There was even time for reflection, as Solomon wrote in a poem called “After Life.”
“Fear death?” he wrote. “No, I await death.”
Solomon died a short while later, but the Harrises say his death has had a lasting impact.
“The people in our immediate circle now view hospice positively,” Mrs. Harris said. “I think our experience was powerful enough that it changed people’s attitudes.”
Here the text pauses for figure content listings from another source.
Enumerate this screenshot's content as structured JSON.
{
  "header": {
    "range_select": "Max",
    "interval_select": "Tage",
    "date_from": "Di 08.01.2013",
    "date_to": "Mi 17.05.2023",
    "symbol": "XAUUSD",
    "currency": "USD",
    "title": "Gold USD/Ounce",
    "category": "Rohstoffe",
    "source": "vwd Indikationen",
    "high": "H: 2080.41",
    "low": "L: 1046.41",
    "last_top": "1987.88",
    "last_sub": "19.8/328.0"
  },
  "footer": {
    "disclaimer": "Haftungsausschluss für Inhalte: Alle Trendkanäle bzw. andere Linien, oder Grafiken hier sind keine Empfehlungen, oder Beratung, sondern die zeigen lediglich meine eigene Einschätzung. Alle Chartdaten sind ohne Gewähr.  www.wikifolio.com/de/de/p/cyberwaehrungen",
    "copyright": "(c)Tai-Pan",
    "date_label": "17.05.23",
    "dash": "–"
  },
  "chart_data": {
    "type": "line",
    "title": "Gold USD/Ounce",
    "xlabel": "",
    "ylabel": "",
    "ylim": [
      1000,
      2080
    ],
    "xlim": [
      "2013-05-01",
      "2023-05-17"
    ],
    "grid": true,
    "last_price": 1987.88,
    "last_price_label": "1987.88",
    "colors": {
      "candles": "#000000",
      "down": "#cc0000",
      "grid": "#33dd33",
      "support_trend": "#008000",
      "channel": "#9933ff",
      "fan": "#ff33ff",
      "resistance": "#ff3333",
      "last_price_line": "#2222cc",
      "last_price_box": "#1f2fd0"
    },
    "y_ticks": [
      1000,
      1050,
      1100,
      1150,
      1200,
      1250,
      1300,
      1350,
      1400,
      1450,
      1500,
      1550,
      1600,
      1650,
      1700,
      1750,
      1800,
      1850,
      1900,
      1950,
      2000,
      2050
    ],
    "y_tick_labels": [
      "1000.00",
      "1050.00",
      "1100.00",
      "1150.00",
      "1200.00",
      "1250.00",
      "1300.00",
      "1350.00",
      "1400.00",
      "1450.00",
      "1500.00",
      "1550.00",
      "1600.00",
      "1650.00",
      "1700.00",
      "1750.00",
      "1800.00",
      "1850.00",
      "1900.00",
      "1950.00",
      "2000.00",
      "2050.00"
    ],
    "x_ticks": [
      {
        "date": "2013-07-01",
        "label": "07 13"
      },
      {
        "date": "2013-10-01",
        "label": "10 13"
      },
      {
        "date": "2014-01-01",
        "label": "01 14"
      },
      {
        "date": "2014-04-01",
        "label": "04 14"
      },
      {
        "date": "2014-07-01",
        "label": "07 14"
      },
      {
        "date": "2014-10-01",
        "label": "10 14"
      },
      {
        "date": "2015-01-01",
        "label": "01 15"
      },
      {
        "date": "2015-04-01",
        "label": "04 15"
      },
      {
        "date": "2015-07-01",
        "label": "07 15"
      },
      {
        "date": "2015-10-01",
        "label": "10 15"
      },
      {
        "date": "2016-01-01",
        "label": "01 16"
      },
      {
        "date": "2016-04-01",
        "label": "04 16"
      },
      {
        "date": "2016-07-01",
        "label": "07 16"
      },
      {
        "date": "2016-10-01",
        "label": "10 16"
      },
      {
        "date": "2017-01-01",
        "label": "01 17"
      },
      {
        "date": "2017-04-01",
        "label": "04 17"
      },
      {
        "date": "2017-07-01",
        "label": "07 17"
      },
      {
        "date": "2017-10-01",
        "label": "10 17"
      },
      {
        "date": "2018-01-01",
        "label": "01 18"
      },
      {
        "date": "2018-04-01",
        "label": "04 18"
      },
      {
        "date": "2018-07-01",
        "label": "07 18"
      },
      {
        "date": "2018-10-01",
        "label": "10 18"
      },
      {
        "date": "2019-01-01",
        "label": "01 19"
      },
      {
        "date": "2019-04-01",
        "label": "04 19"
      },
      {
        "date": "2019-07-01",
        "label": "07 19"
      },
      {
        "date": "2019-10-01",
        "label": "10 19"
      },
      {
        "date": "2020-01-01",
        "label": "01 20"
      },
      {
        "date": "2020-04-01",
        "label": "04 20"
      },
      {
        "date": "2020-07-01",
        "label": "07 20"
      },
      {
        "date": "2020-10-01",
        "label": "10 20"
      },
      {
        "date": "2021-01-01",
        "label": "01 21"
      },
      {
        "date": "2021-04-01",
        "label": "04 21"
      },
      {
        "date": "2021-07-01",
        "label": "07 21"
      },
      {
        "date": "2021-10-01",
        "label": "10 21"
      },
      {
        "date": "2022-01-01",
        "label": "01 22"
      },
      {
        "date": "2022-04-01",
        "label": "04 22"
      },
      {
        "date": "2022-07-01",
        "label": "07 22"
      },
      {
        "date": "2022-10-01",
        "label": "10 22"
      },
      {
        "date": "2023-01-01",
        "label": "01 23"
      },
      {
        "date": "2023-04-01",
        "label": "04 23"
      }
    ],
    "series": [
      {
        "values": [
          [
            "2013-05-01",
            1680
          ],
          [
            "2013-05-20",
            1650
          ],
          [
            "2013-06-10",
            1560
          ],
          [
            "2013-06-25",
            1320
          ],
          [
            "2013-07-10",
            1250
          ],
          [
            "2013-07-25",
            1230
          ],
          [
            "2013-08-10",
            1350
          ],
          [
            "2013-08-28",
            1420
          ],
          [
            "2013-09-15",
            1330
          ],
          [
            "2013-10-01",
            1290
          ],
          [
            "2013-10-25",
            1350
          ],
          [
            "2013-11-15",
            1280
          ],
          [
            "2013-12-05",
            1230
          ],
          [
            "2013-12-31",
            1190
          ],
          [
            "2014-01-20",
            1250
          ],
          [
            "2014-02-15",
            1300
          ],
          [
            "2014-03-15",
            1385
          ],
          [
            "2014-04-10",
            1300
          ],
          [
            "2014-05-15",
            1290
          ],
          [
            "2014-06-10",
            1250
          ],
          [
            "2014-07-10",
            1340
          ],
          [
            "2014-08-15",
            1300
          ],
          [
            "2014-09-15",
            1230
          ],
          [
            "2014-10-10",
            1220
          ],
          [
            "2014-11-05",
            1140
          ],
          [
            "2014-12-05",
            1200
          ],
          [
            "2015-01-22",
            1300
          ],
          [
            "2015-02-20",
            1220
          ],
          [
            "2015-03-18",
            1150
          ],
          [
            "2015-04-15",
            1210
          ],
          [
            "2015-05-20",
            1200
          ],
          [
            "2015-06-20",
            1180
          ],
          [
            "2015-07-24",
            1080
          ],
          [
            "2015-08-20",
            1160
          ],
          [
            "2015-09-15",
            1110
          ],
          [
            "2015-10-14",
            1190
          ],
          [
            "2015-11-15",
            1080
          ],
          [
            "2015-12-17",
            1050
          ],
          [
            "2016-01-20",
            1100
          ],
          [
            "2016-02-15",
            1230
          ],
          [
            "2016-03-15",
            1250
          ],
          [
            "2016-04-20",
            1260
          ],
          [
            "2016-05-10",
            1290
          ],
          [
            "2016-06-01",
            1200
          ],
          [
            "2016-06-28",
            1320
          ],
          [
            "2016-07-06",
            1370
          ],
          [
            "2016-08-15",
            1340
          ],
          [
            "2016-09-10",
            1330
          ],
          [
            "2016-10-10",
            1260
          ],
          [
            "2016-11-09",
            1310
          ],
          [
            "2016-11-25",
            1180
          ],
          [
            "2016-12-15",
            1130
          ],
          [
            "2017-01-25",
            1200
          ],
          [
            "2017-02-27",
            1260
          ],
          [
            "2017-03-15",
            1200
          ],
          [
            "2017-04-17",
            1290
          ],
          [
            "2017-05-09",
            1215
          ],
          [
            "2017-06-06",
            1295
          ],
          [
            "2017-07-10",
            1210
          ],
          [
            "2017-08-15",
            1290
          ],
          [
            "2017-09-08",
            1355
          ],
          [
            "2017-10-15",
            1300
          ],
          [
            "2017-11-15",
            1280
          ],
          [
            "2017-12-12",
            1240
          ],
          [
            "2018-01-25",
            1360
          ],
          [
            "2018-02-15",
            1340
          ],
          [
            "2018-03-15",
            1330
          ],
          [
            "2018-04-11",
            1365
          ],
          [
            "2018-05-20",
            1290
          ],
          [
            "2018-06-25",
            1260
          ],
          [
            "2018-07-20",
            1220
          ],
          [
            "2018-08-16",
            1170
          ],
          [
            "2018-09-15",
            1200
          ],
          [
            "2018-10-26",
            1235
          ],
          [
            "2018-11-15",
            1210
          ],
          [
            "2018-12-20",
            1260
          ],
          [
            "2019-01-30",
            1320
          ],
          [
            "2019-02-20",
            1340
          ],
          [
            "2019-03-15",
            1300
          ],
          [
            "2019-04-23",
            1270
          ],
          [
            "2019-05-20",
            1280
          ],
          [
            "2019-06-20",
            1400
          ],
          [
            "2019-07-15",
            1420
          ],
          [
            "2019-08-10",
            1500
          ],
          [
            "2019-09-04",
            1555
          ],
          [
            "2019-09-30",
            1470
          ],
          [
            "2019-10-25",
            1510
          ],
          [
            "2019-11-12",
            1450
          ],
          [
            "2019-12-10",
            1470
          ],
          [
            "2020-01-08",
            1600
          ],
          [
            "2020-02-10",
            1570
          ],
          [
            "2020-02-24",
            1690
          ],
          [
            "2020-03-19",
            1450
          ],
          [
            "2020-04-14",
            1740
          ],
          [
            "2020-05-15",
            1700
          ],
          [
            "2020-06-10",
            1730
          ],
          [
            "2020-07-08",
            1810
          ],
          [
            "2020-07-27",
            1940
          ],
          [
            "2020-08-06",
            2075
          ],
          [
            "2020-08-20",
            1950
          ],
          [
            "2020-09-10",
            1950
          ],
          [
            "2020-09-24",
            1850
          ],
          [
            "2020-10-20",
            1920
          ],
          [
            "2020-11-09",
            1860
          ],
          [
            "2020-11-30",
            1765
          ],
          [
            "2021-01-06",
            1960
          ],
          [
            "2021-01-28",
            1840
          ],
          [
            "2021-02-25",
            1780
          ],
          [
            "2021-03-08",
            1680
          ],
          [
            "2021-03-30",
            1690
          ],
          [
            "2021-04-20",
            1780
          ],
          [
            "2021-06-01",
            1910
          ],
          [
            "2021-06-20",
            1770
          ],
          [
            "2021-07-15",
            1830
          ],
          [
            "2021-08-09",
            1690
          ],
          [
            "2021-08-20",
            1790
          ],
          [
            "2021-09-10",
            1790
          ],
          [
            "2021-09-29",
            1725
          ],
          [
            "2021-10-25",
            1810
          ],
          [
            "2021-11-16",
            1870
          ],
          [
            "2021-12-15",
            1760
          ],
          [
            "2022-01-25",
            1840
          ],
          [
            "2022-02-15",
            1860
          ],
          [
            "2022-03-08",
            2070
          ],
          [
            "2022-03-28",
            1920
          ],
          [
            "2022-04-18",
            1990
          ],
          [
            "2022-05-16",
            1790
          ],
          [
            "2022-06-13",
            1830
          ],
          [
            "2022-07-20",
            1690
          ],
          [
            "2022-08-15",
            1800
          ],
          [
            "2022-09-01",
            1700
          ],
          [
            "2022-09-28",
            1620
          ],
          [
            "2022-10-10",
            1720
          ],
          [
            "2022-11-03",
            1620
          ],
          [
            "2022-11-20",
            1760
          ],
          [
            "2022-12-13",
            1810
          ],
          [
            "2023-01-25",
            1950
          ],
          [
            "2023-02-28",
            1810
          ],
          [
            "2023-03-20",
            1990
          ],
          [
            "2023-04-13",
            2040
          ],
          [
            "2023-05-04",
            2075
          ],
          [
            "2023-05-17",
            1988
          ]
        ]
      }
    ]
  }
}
Mr. Harris, the pastor of Prince of Peace Temple Church of God in Christ, often evangelizes about hospice during his Sunday morning sermons, while Mrs. Harris has enlisted the wives of black pastors in Western New York, known as the “First Ladies,” to counter negative views about palliative care. At a recent meeting, the women discussed older church members who might benefit from hospice, and Mrs. Harris wanted to hear how parishioners in the women’s churches responded to some recent outreach.
“It really opened up people’s eyes to the negative stigma of it, feeling like, ‘I’m just putting my loved one away, and not caring for them,’ ” said Joyce Badger of Bethesda World Harvest International Church in Buffalo. “The power of knowledge that we’ve gained is really going to help our community.”